Gauck’un aday gösterilmesi sağcı-milliyetçi çevreler tarafından da sevinçle karşılanmıştı. Sağcı Junge Freiheit gazetesi adaylığı “Cumhurbaşkanı biziz” başlığıyla vermişti.
Gauck gibi Erdoğan’ın da dini referansları oldukça güçlü. Siyasi çizgi olarak o da “muhafazakar demokrat” eksende yer alıyor. Yine Erdoğan da Gauck gibi çoğunluk toplumundan olmayanlara karşı hoş görüsüzlükle dolu.
Bu nedenle son ziyaretle ikisi arasında yaşanan söz düellosu ne Gauck’u özgürlüklere sahip çıkan tutarlı bir demokrat, ne de Erdoğan’ı ülkesinin içişlerine karışılmasına karşı olan bağımsızlık yanlısı bir politikacı yapıyor.
Bu nedenle, sonuç “al birini vur ötekine”den başka bir şey değildir.
Erdoğan’ın Avrupa Alevileri düşmanlığı
Daha önce Türkiye’de yaptığı açıklamalarda Almanya’daki Alevileri hedef gösteren Başbakan Erdoğan, Gauck’un ziyareti sonrasında meclis grubunda yaptığı konuşmada da bu saldırılarına devam etti. Gauck’un hükümete yönelik eleştirilerinin kaynağının Almanya’daki Aleviler olduğunu ima eden Erdoğan şunları söyledi: “Alman Cumhurbaşkanı gelmiş, benimle konuştuğu şeylerden sonra ODTÜ’ye gidiyor ve orada garip garip şeyler konuşuyor. Ve kendilerine yalan yanlış neler anlatılmış ve öğretildiyse onu ifade ediyor. Düşünebiliyor musunuz? Almanya’da ‚Ali’siz Alevilik‘ denen bir olay var yani ateist bir anlayışın Alevilik altında ve kendilerinin de desteklemiş olduğu bir yapı var ve sen bu yapıyı bize Alevilik olarak yansıtıyorsun. Türkiye’de böyle bir Alevilik yok. Türkiye’de siz hiçbir Aleviye ‚Sen Müslüman değilsin‘ diyemezsin. Dediğin anda seni tersler. Ama Aleviliği farklı yaşar. Ama Almanya’daki bir kısım var. Bu grubu destekliyor Almanlar… Bunu da açık söylüyorum. Almanya’ya gittiğimde bunu konuşacağım kendileriyle. Ve onların diliyle gelip burada konuşuyorlar. Bu yakışmaz. Bir devlet adamına bu yakışmaz.”

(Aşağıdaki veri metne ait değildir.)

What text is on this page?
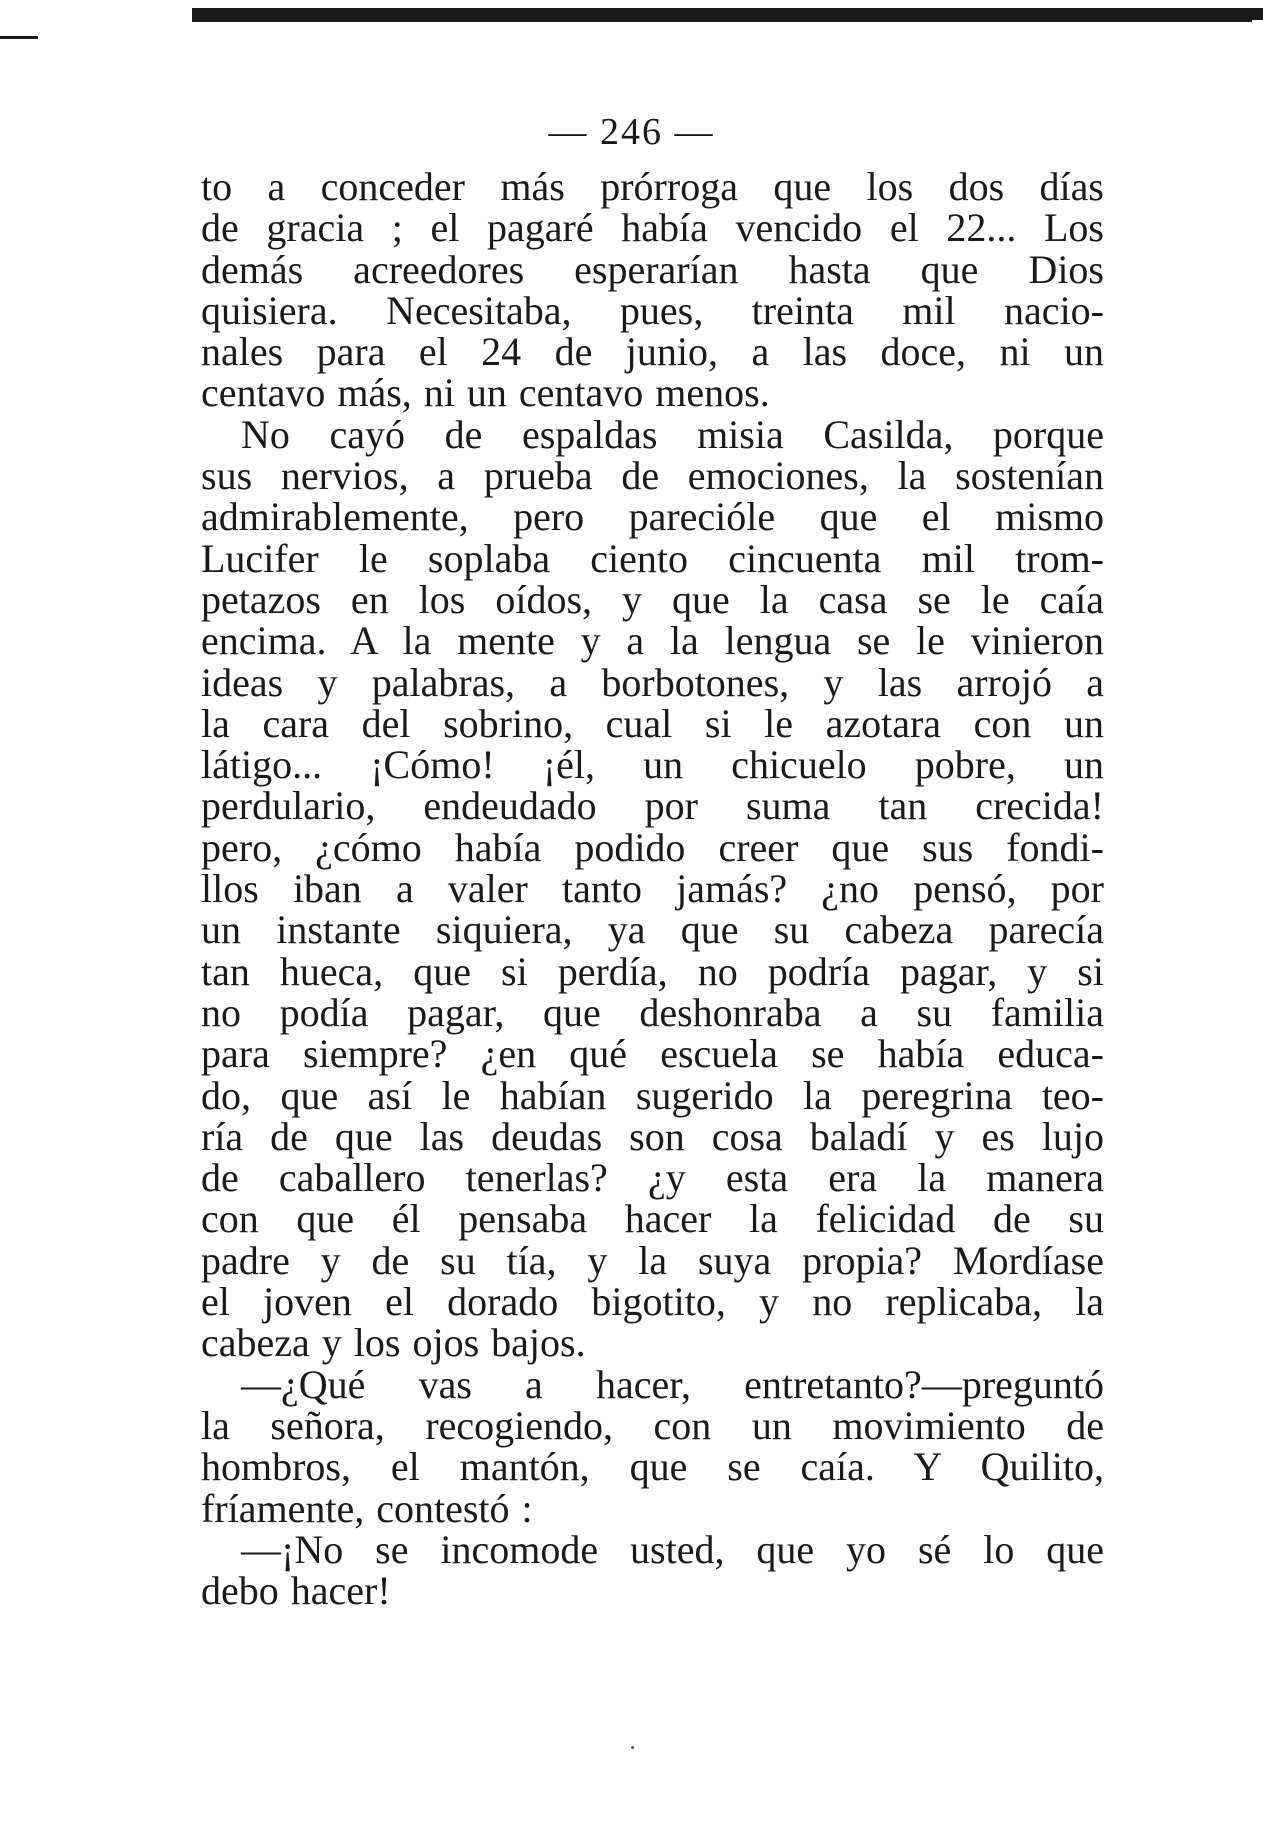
— 246 —
to a conceder más prórroga que los dos días
de gracia ; el pagaré había vencido el 22... Los
demás acreedores esperarían hasta que Dios
quisiera. Necesitaba, pues, treinta mil nacio-
nales para el 24 de junio, a las doce, ni un
centavo más, ni un centavo menos.
No cayó de espaldas misia Casilda, porque
sus nervios, a prueba de emociones, la sostenían
admirablemente, pero parecióle que el mismo
Lucifer le soplaba ciento cincuenta mil trom-
petazos en los oídos, y que la casa se le caía
encima. A la mente y a la lengua se le vinieron
ideas y palabras, a borbotones, y las arrojó a
la cara del sobrino, cual si le azotara con un
látigo... ¡Cómo! ¡él, un chicuelo pobre, un
perdulario, endeudado por suma tan crecida!
pero, ¿cómo había podido creer que sus fondi-
llos iban a valer tanto jamás? ¿no pensó, por
un instante siquiera, ya que su cabeza parecía
tan hueca, que si perdía, no podría pagar, y si
no podía pagar, que deshonraba a su familia
para siempre? ¿en qué escuela se había educa-
do, que así le habían sugerido la peregrina teo-
ría de que las deudas son cosa baladí y es lujo
de caballero tenerlas? ¿y esta era la manera
con que él pensaba hacer la felicidad de su
padre y de su tía, y la suya propia? Mordíase
el joven el dorado bigotito, y no replicaba, la
cabeza y los ojos bajos.
—¿Qué vas a hacer, entretanto?—preguntó
la señora, recogiendo, con un movimiento de
hombros, el mantón, que se caía. Y Quilito,
fríamente, contestó :
—¡No se incomode usted, que yo sé lo que
debo hacer!
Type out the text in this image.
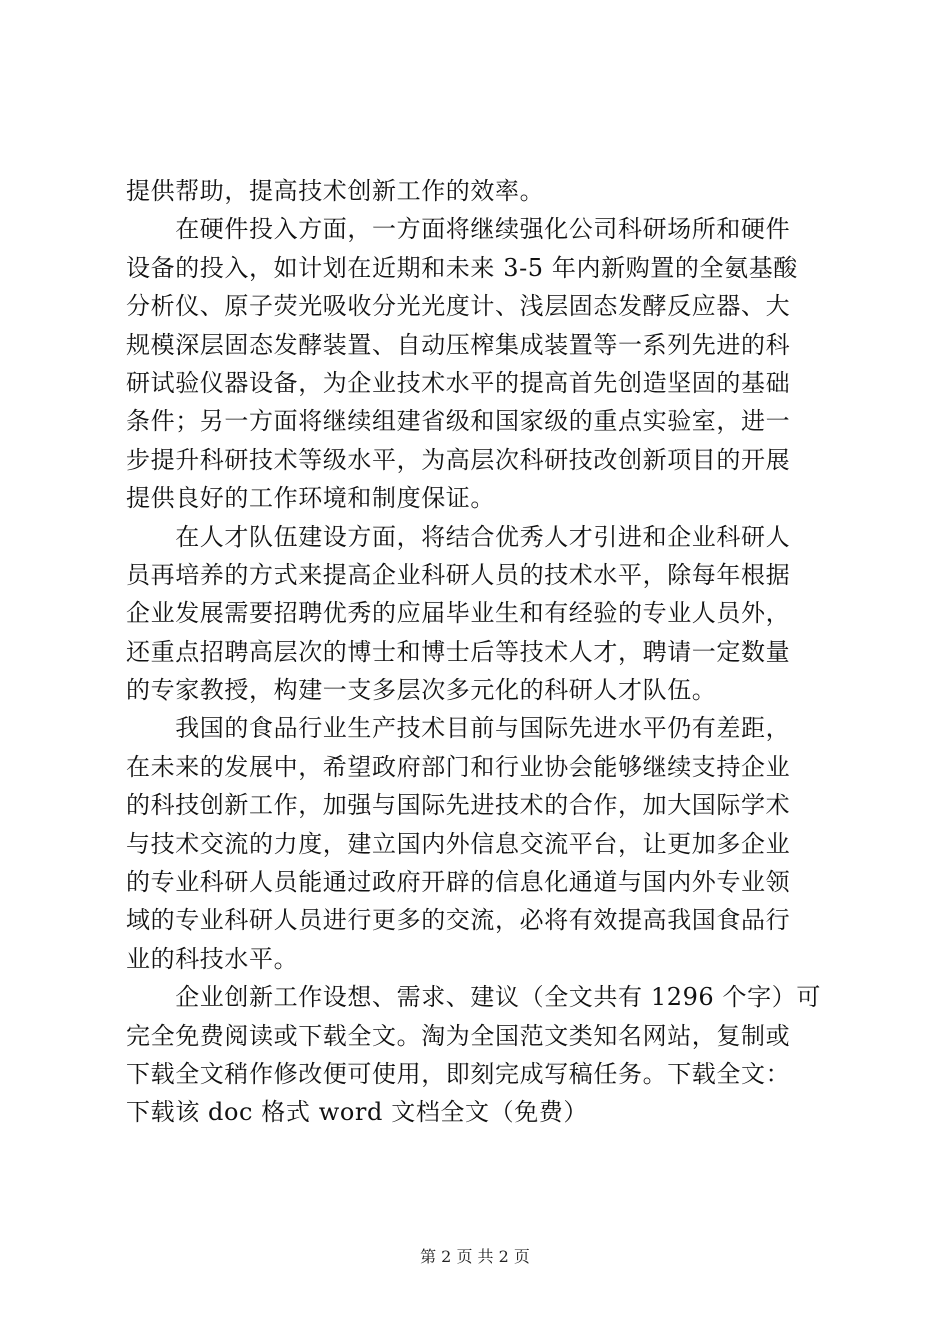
提供帮助，提高技术创新工作的效率。
　　在硬件投入方面，一方面将继续强化公司科研场所和硬件
设备的投入，如计划在近期和未来 3-5 年内新购置的全氨基酸
分析仪、原子荧光吸收分光光度计、浅层固态发酵反应器、大
规模深层固态发酵装置、自动压榨集成装置等一系列先进的科
研试验仪器设备，为企业技术水平的提高首先创造坚固的基础
条件；另一方面将继续组建省级和国家级的重点实验室，进一
步提升科研技术等级水平，为高层次科研技改创新项目的开展
提供良好的工作环境和制度保证。
　　在人才队伍建设方面，将结合优秀人才引进和企业科研人
员再培养的方式来提高企业科研人员的技术水平，除每年根据
企业发展需要招聘优秀的应届毕业生和有经验的专业人员外，
还重点招聘高层次的博士和博士后等技术人才，聘请一定数量
的专家教授，构建一支多层次多元化的科研人才队伍。
　　我国的食品行业生产技术目前与国际先进水平仍有差距，
在未来的发展中，希望政府部门和行业协会能够继续支持企业
的科技创新工作，加强与国际先进技术的合作，加大国际学术
与技术交流的力度，建立国内外信息交流平台，让更加多企业
的专业科研人员能通过政府开辟的信息化通道与国内外专业领
域的专业科研人员进行更多的交流，必将有效提高我国食品行
业的科技水平。
　　企业创新工作设想、需求、建议（全文共有 1296 个字）可
完全免费阅读或下载全文。淘为全国范文类知名网站，复制或
下载全文稍作修改便可使用，即刻完成写稿任务。下载全文：
下载该 doc 格式 word 文档全文（免费）
第 2 页 共 2 页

Erdoğan’ın kastettiği Alevi örgütü olan Avrupa Alevi Birlikleri Konfederasyonu (AABK) Genel Başkanı Turgut Öker yaptığı açıklamada, “Eskiden ahlaksız olmakla suçlanırdık. Anne ve bacı tanımaz olmakla itham ederlerdi. Şimdi ise Tayyip Erdoğan ‘Ali’siz ateist’ diyor. Aslında biz Tayyip Erdoğan nezdinde bir bakıma terfi ettik. En azından ahlaksız olmakla suçlanmıyoruz” dedi.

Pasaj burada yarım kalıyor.